After an unsuccessful administrative appeal, PSP filed a writ of mandate petition in the Riverside Superior Court, challenging the determination. Judge Eric A. Keen agreed with the department’s findings; PSP appealed.

Presiding Justice Judith McConnell and Justice Jose S. Castillo joined in Friday’s opinion, which affirms the judgment.

Home-Rule Authority

Rubin cited the 2012 California Supreme Court decision in California v. City of Vista, in which the court announced an analytical framework for determining whether a matter falls within the “home rule” authority of charter cities. Under the test, judges are to first determine if the “the city ordinance at issue regulates an activity that can be characterized as a ‘municipal affair.’ ”

The City of Vista court concluded that “the construction of a city-operated facility for the benefit of a city’s inhabitants is quintessentially a municipal affair, as is the control over the expenditure of a city’s own funds.”

PSP argued that because Palm Springs contributed tax dollars and retained control over how construction funds were spent, the project qualifies as a “municipal affair.” Rejecting that assertion, the jurist wrote:

“We do not agree…that the City ‘retained fiscal control over how all construction monies were spent,’….Although the City’s contribution of funds for the Project was not insignificant (i.e., about $51.36 million…), PSP contributed almost three times that amount (i.e., $143 million). PSP also selected the contractors and entered into the construction contracts for the Project, and alone bore the risk of any cost overruns for redevelopment of the Private Improvements….These facts support the inference that it was PSP, and not the City, that retained substantial control over how its ‘construction monies’ were spent.”

Side Benefit

He continued:

“Although the City also received a benefit—eliminating blight in the downtown area and increasing the City’s sales and property tax revenues—the facts do not support PSP’s contention that ‘the entire project was built as to enhance the value of the City’s public improvements and its public investment in the project.’ (Italics added.) Rather, we find the facts demonstrate the converse is true: the Project was primarily built to enhance the value of PSP’s Private Improvements (it owned and managed postconstruction concerns, including retail shops, restaurants, cafes, and public gathering spaces) and its private investment.”

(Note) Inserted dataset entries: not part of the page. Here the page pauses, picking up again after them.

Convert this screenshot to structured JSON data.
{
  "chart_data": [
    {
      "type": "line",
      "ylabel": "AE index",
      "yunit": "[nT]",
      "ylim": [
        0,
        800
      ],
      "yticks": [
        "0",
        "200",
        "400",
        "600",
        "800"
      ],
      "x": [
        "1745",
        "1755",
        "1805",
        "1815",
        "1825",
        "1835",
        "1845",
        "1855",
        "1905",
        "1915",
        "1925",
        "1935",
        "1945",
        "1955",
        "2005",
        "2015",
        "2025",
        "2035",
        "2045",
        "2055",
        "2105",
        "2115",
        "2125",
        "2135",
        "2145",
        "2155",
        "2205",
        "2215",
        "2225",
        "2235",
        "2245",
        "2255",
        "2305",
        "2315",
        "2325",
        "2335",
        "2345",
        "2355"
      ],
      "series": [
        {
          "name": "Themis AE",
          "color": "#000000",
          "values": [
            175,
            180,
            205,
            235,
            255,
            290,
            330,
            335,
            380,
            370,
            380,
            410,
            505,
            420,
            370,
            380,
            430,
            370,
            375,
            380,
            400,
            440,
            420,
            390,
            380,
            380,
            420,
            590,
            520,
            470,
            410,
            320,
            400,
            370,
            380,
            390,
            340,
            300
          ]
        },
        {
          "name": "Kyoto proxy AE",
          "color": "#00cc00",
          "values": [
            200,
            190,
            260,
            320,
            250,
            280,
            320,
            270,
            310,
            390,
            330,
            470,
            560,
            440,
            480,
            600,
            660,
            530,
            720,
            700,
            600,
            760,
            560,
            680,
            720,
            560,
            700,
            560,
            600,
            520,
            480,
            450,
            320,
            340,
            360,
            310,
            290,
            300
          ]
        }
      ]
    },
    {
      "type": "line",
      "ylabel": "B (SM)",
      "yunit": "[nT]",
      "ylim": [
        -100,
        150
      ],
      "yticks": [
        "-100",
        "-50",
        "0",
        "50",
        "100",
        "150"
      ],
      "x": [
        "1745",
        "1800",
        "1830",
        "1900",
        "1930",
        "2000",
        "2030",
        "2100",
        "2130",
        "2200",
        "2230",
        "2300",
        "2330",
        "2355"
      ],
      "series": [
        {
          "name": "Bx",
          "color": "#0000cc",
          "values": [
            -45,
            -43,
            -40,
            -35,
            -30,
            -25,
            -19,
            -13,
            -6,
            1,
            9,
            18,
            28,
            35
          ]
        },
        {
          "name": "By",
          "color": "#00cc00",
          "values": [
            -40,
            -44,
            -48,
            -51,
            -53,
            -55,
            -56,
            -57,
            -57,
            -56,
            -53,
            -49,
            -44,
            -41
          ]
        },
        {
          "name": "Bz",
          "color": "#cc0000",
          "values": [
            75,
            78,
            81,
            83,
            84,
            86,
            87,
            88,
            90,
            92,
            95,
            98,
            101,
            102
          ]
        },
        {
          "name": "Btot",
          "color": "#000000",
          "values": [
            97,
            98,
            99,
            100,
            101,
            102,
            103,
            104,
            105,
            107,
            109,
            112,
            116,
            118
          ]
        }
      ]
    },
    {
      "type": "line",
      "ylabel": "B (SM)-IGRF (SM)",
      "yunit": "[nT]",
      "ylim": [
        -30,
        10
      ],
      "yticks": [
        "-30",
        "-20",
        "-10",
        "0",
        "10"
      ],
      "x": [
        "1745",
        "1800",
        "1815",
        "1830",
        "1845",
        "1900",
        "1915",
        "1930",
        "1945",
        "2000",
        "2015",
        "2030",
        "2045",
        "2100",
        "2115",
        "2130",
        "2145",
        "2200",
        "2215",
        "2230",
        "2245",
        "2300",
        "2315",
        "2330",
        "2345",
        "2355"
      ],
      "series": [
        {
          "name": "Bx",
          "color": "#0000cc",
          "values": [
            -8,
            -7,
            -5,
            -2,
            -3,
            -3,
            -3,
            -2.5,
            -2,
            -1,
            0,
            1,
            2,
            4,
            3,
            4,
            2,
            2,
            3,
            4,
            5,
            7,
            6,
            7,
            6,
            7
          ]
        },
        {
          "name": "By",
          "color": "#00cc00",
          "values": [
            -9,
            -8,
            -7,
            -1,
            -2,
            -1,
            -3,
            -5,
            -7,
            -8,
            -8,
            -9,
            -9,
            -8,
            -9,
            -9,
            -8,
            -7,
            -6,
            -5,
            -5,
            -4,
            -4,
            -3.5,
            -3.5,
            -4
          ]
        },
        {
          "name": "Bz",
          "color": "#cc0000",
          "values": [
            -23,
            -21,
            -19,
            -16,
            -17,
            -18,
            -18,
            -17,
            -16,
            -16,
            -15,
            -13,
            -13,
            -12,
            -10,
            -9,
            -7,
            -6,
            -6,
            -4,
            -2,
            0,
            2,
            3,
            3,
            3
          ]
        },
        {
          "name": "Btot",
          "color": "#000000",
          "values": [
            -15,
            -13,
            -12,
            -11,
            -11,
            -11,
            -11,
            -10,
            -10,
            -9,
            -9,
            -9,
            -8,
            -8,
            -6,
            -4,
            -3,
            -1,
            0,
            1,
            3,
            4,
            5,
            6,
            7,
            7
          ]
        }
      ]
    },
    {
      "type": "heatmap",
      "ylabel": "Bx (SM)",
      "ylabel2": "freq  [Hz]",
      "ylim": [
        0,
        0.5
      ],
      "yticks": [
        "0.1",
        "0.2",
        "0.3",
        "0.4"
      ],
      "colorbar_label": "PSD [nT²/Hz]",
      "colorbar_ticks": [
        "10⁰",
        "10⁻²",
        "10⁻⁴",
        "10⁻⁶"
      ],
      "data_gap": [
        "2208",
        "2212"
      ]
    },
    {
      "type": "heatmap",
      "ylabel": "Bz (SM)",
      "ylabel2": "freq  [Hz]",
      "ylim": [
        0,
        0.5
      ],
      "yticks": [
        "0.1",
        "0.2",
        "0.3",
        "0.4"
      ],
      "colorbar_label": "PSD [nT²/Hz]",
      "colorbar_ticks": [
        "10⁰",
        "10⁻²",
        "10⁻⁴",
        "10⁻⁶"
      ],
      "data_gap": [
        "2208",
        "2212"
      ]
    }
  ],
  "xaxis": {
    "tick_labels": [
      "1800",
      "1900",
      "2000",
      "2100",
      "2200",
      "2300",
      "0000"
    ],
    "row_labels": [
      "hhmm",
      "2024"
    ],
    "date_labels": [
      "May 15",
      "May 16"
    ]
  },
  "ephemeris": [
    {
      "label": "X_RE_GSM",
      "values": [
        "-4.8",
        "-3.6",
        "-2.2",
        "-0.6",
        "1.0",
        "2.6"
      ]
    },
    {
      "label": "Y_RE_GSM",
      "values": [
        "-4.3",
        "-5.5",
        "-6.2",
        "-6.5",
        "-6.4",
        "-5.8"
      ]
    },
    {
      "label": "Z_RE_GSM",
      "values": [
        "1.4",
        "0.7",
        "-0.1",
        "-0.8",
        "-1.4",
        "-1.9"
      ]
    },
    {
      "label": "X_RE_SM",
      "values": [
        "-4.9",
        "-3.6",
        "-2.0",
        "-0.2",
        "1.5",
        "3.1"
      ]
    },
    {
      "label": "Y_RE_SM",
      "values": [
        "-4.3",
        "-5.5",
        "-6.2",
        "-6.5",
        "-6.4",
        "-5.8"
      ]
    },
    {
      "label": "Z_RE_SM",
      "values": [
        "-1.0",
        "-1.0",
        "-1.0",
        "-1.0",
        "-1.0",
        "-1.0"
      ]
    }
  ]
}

Under these circumstances, he opined:

“Based on the totality of the record, we…conclude PSP’s project was not a municipal affair which would allow PSP to ‘step into the shoes’ of the City to take advantage of the home rule doctrine….To hold otherwise would unnecessarily expand the concept of ‘municipal affairs’ to include the ‘internal business affairs’ of a private party…and undermine the important goals of the [prevailing wage law].”

Palm Springs Promenade LLC v. Department of Industrial Relations, 2025 S.O.S. 1664.